Techrigy: Big Brother for Blogs
VentureBeat ran a post today on a new service from a company called Techrigy which could cause the amount of people getting fired for writing blogs to increase dramatically.
Techrigy’s new service is called Social Media Monitoring (or SM2) and it is designed to help companies track their employees blogs and wikis. The service essentially works like a custom search product. The company first creates a list of employees, competitors and organizations that they want to monitor and the system pulls back a list of blogs and wikis based on the list. The company can then refine that initial list down to the exact blogs and wikis they want to keep an eye on. After the list is refined SM2 will capture every new post and save it (you can also search the archives as well) at which point the company can run “policy checks” on the content.
Policy checks look at all of the content collected by the SM2 crawler and decide if there are any company policy violations in the content. Companies can search for pretty much anything including, but not limited to, statements that could mean an employee is discontent, political and religious sentiments and comments on company management. As VentureBeat points out SM2 sounds a lot like Big Brother.
There are already a lot of e-mail monitoring solutions out there for employers (see the VenutreBeat article for a nice short wrap-up of them) but this is the first corporate social media monitoring solution I have seen.
Unfortunately this line is one which we should not cross casually but we will probably leap over it without much thought. Why you ask? Well, the answer is pretty simple.
Companies want more control and Techrigy’s SM2 technology will give them that control. In that sense Techrigy looks to be a very promising investment to whatever VC or group of VCs that decide to put up the $2 - $5mm Techrigy is shopping for right now. Techrigy will most likely get funding and then companies, looking mainly at the short term, will probably adopt the technology.
Bottom line: there seems to be money to be made with SM2 so someone will try to make it whether it is right or wrong. In this case it is a very grey area and although it feels ethically wrong to me it may not to others.
This technology seems to be delving much too far into the personal lives of employees. The small fraction of a percent of employees that are looking to harm their employer can probably be found without such invasive actions. As one VentureBeat commenter puts it:
So what this does, at the end of the day, [is] let corporations scan for every stupid photo of you dancing, singing on an online karaoke competition, [and] collect all that info, just in caseā¦. sounds like a military state to me.
SM2 could easily be compared with the Patriot Act in the sense that both give up far too much privacy for law abiding citizens in order to catch the handful of bad eggs.
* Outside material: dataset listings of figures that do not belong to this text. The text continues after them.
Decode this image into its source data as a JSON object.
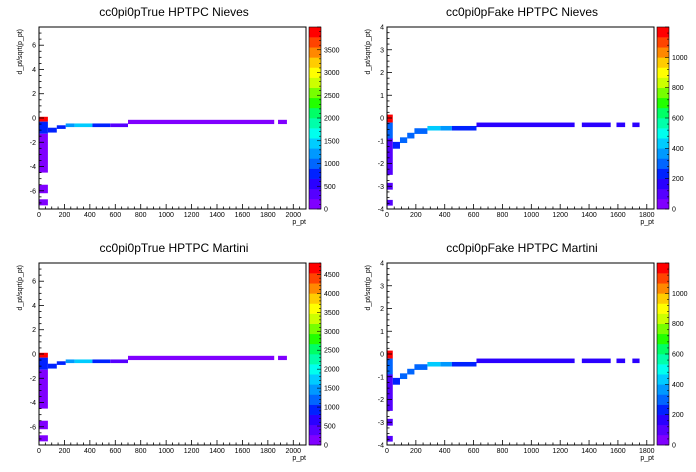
{
  "chart_data": [
    {
      "type": "heatmap",
      "title": "cc0pi0pTrue HPTPC Nieves",
      "xlabel": "p_pt",
      "ylabel": "d_pt/sqrt(p_pt)",
      "xlim": [
        0,
        2100
      ],
      "ylim": [
        -7.5,
        7.5
      ],
      "xticks": [
        0,
        200,
        400,
        600,
        800,
        1000,
        1200,
        1400,
        1600,
        1800,
        2000
      ],
      "yticks": [
        -6,
        -4,
        -2,
        0,
        2,
        4,
        6
      ],
      "zlim": [
        0,
        4000
      ],
      "zticks": [
        0,
        500,
        1000,
        1500,
        2000,
        2500,
        3000,
        3500
      ],
      "cells": [
        {
          "x0": 0,
          "x1": 70,
          "y0": -0.3,
          "y1": 0.1,
          "z": 3900
        },
        {
          "x0": 0,
          "x1": 70,
          "y0": -1.3,
          "y1": -0.3,
          "z": 700
        },
        {
          "x0": 0,
          "x1": 70,
          "y0": -4.5,
          "y1": -1.3,
          "z": 200
        },
        {
          "x0": 0,
          "x1": 70,
          "y0": -6.2,
          "y1": -5.5,
          "z": 150
        },
        {
          "x0": 0,
          "x1": 70,
          "y0": -7.2,
          "y1": -6.7,
          "z": 150
        },
        {
          "x0": 70,
          "x1": 140,
          "y0": -1.2,
          "y1": -0.8,
          "z": 700
        },
        {
          "x0": 140,
          "x1": 210,
          "y0": -0.9,
          "y1": -0.6,
          "z": 700
        },
        {
          "x0": 210,
          "x1": 280,
          "y0": -0.75,
          "y1": -0.45,
          "z": 1200
        },
        {
          "x0": 280,
          "x1": 420,
          "y0": -0.75,
          "y1": -0.45,
          "z": 1400
        },
        {
          "x0": 420,
          "x1": 560,
          "y0": -0.75,
          "y1": -0.45,
          "z": 700
        },
        {
          "x0": 560,
          "x1": 700,
          "y0": -0.75,
          "y1": -0.45,
          "z": 400
        },
        {
          "x0": 700,
          "x1": 1850,
          "y0": -0.5,
          "y1": -0.15,
          "z": 200
        },
        {
          "x0": 1880,
          "x1": 1950,
          "y0": -0.5,
          "y1": -0.15,
          "z": 200
        }
      ]
    },
    {
      "type": "heatmap",
      "title": "cc0pi0pFake HPTPC Nieves",
      "xlabel": "p_pt",
      "ylabel": "d_pt/sqrt(p_pt)",
      "xlim": [
        0,
        1850
      ],
      "ylim": [
        -4,
        4
      ],
      "xticks": [
        0,
        200,
        400,
        600,
        800,
        1000,
        1200,
        1400,
        1600,
        1800
      ],
      "yticks": [
        -4,
        -3,
        -2,
        -1,
        0,
        1,
        2,
        3,
        4
      ],
      "zlim": [
        0,
        1200
      ],
      "zticks": [
        0,
        200,
        400,
        600,
        800,
        1000
      ],
      "cells": [
        {
          "x0": 0,
          "x1": 40,
          "y0": -0.2,
          "y1": 0.15,
          "z": 1150
        },
        {
          "x0": 0,
          "x1": 40,
          "y0": -0.9,
          "y1": -0.2,
          "z": 300
        },
        {
          "x0": 0,
          "x1": 40,
          "y0": -2.5,
          "y1": -0.9,
          "z": 100
        },
        {
          "x0": 0,
          "x1": 40,
          "y0": -3.15,
          "y1": -2.85,
          "z": 100
        },
        {
          "x0": 0,
          "x1": 40,
          "y0": -3.85,
          "y1": -3.6,
          "z": 100
        },
        {
          "x0": 40,
          "x1": 90,
          "y0": -1.35,
          "y1": -1.05,
          "z": 250
        },
        {
          "x0": 90,
          "x1": 140,
          "y0": -1.1,
          "y1": -0.85,
          "z": 300
        },
        {
          "x0": 140,
          "x1": 190,
          "y0": -0.9,
          "y1": -0.65,
          "z": 300
        },
        {
          "x0": 190,
          "x1": 280,
          "y0": -0.7,
          "y1": -0.45,
          "z": 300
        },
        {
          "x0": 280,
          "x1": 370,
          "y0": -0.55,
          "y1": -0.35,
          "z": 430
        },
        {
          "x0": 370,
          "x1": 450,
          "y0": -0.55,
          "y1": -0.35,
          "z": 380
        },
        {
          "x0": 450,
          "x1": 620,
          "y0": -0.55,
          "y1": -0.35,
          "z": 250
        },
        {
          "x0": 620,
          "x1": 1300,
          "y0": -0.4,
          "y1": -0.2,
          "z": 150
        },
        {
          "x0": 1350,
          "x1": 1550,
          "y0": -0.4,
          "y1": -0.2,
          "z": 150
        },
        {
          "x0": 1590,
          "x1": 1650,
          "y0": -0.4,
          "y1": -0.2,
          "z": 150
        },
        {
          "x0": 1700,
          "x1": 1750,
          "y0": -0.4,
          "y1": -0.2,
          "z": 150
        }
      ]
    },
    {
      "type": "heatmap",
      "title": "cc0pi0pTrue HPTPC Martini",
      "xlabel": "p_pt",
      "ylabel": "d_pt/sqrt(p_pt)",
      "xlim": [
        0,
        2100
      ],
      "ylim": [
        -7.5,
        7.5
      ],
      "xticks": [
        0,
        200,
        400,
        600,
        800,
        1000,
        1200,
        1400,
        1600,
        1800,
        2000
      ],
      "yticks": [
        -6,
        -4,
        -2,
        0,
        2,
        4,
        6
      ],
      "zlim": [
        0,
        4800
      ],
      "zticks": [
        0,
        500,
        1000,
        1500,
        2000,
        2500,
        3000,
        3500,
        4000,
        4500
      ],
      "cells": [
        {
          "x0": 0,
          "x1": 70,
          "y0": -0.3,
          "y1": 0.1,
          "z": 4700
        },
        {
          "x0": 0,
          "x1": 70,
          "y0": -1.3,
          "y1": -0.3,
          "z": 800
        },
        {
          "x0": 0,
          "x1": 70,
          "y0": -4.5,
          "y1": -1.3,
          "z": 250
        },
        {
          "x0": 0,
          "x1": 70,
          "y0": -6.2,
          "y1": -5.5,
          "z": 150
        },
        {
          "x0": 0,
          "x1": 70,
          "y0": -7.2,
          "y1": -6.7,
          "z": 150
        },
        {
          "x0": 70,
          "x1": 140,
          "y0": -1.2,
          "y1": -0.8,
          "z": 900
        },
        {
          "x0": 140,
          "x1": 210,
          "y0": -0.9,
          "y1": -0.6,
          "z": 900
        },
        {
          "x0": 210,
          "x1": 280,
          "y0": -0.75,
          "y1": -0.45,
          "z": 1500
        },
        {
          "x0": 280,
          "x1": 420,
          "y0": -0.75,
          "y1": -0.45,
          "z": 1700
        },
        {
          "x0": 420,
          "x1": 560,
          "y0": -0.75,
          "y1": -0.45,
          "z": 900
        },
        {
          "x0": 560,
          "x1": 700,
          "y0": -0.75,
          "y1": -0.45,
          "z": 500
        },
        {
          "x0": 700,
          "x1": 1850,
          "y0": -0.5,
          "y1": -0.15,
          "z": 250
        },
        {
          "x0": 1880,
          "x1": 1950,
          "y0": -0.5,
          "y1": -0.15,
          "z": 250
        }
      ]
    },
    {
      "type": "heatmap",
      "title": "cc0pi0pFake HPTPC Martini",
      "xlabel": "p_pt",
      "ylabel": "d_pt/sqrt(p_pt)",
      "xlim": [
        0,
        1850
      ],
      "ylim": [
        -4,
        4
      ],
      "xticks": [
        0,
        200,
        400,
        600,
        800,
        1000,
        1200,
        1400,
        1600,
        1800
      ],
      "yticks": [
        -4,
        -3,
        -2,
        -1,
        0,
        1,
        2,
        3,
        4
      ],
      "zlim": [
        0,
        1200
      ],
      "zticks": [
        0,
        200,
        400,
        600,
        800,
        1000
      ],
      "cells": [
        {
          "x0": 0,
          "x1": 40,
          "y0": -0.2,
          "y1": 0.15,
          "z": 1150
        },
        {
          "x0": 0,
          "x1": 40,
          "y0": -0.9,
          "y1": -0.2,
          "z": 300
        },
        {
          "x0": 0,
          "x1": 40,
          "y0": -2.5,
          "y1": -0.9,
          "z": 100
        },
        {
          "x0": 0,
          "x1": 40,
          "y0": -3.15,
          "y1": -2.85,
          "z": 100
        },
        {
          "x0": 0,
          "x1": 40,
          "y0": -3.85,
          "y1": -3.6,
          "z": 100
        },
        {
          "x0": 40,
          "x1": 90,
          "y0": -1.35,
          "y1": -1.05,
          "z": 250
        },
        {
          "x0": 90,
          "x1": 140,
          "y0": -1.1,
          "y1": -0.85,
          "z": 300
        },
        {
          "x0": 140,
          "x1": 190,
          "y0": -0.9,
          "y1": -0.65,
          "z": 300
        },
        {
          "x0": 190,
          "x1": 280,
          "y0": -0.7,
          "y1": -0.45,
          "z": 300
        },
        {
          "x0": 280,
          "x1": 370,
          "y0": -0.55,
          "y1": -0.35,
          "z": 430
        },
        {
          "x0": 370,
          "x1": 450,
          "y0": -0.55,
          "y1": -0.35,
          "z": 380
        },
        {
          "x0": 450,
          "x1": 620,
          "y0": -0.55,
          "y1": -0.35,
          "z": 250
        },
        {
          "x0": 620,
          "x1": 1300,
          "y0": -0.4,
          "y1": -0.2,
          "z": 150
        },
        {
          "x0": 1350,
          "x1": 1550,
          "y0": -0.4,
          "y1": -0.2,
          "z": 150
        },
        {
          "x0": 1590,
          "x1": 1650,
          "y0": -0.4,
          "y1": -0.2,
          "z": 150
        },
        {
          "x0": 1700,
          "x1": 1750,
          "y0": -0.4,
          "y1": -0.2,
          "z": 150
        }
      ]
    }
  ],
  "palette": [
    "#8000ff",
    "#5500ff",
    "#2a00ff",
    "#0022ff",
    "#0066ff",
    "#0099ff",
    "#00ccff",
    "#00ffee",
    "#00ffaa",
    "#00ff66",
    "#22ff00",
    "#77ff00",
    "#ccff00",
    "#ffff00",
    "#ffcc00",
    "#ff8800",
    "#ff4400",
    "#ff0000"
  ]
}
In fact, a Ben Franklin quote comes to mind that sums things up nicely:
Those who would give up essential liberty to purchase a little temporary safety, deserve neither liberty nor safety.
Employers should look to hire good employees that they can trust to make good decisions outside of work. Of course no one has a 100% good hire rate but companies should be able to find the folks that aren’t doing well by the company without forcing everyone in the company to sit under a microscope.

Do you have to blog under your actual name to be tracked by this service?
I have some libertarian Egyptian friends who blog anonymously because it’s unsafe to do so otherwise. Bloggers are routinely thrown in jail in Egypt(and abused by the police; sometimes horrifically).
This is also a place where coworkers, neighbors, and even family and friends sometimes, have no problem ratting you out if they think you are “unpatriotic”. This service, bad enough as a tool for employers, is downright terrifying to those living under the boot of the all-powerful state.
Jennifer
8 Aug 07 at 2:26 pm
@ Jennifer
I am not sure if they can detect blogs that are written under false names. I suppose if they ran a WhoIs check on the domain they may be able to figure it out but if you are using a hosted service like TypePad or Blogger set up under a fake name you may be OK.
Eric Olson
8 Aug 07 at 2:44 pm
Have you even tried this service?
cglace
8 Aug 07 at 8:16 pm
I haven’t since I am not a corporation with a budget that can afford the monthly fee. However, the information on how the service works and what the service does is on the company’s website.
Eric Olson
8 Aug 07 at 8:50 pm
fwiw, the techrigy bot doesn’t obey robots.txt. Webmasters will ban it for that alone. Probably not enough people will ban it to keep the servuce from being useful. It makes me leery of the whole company though.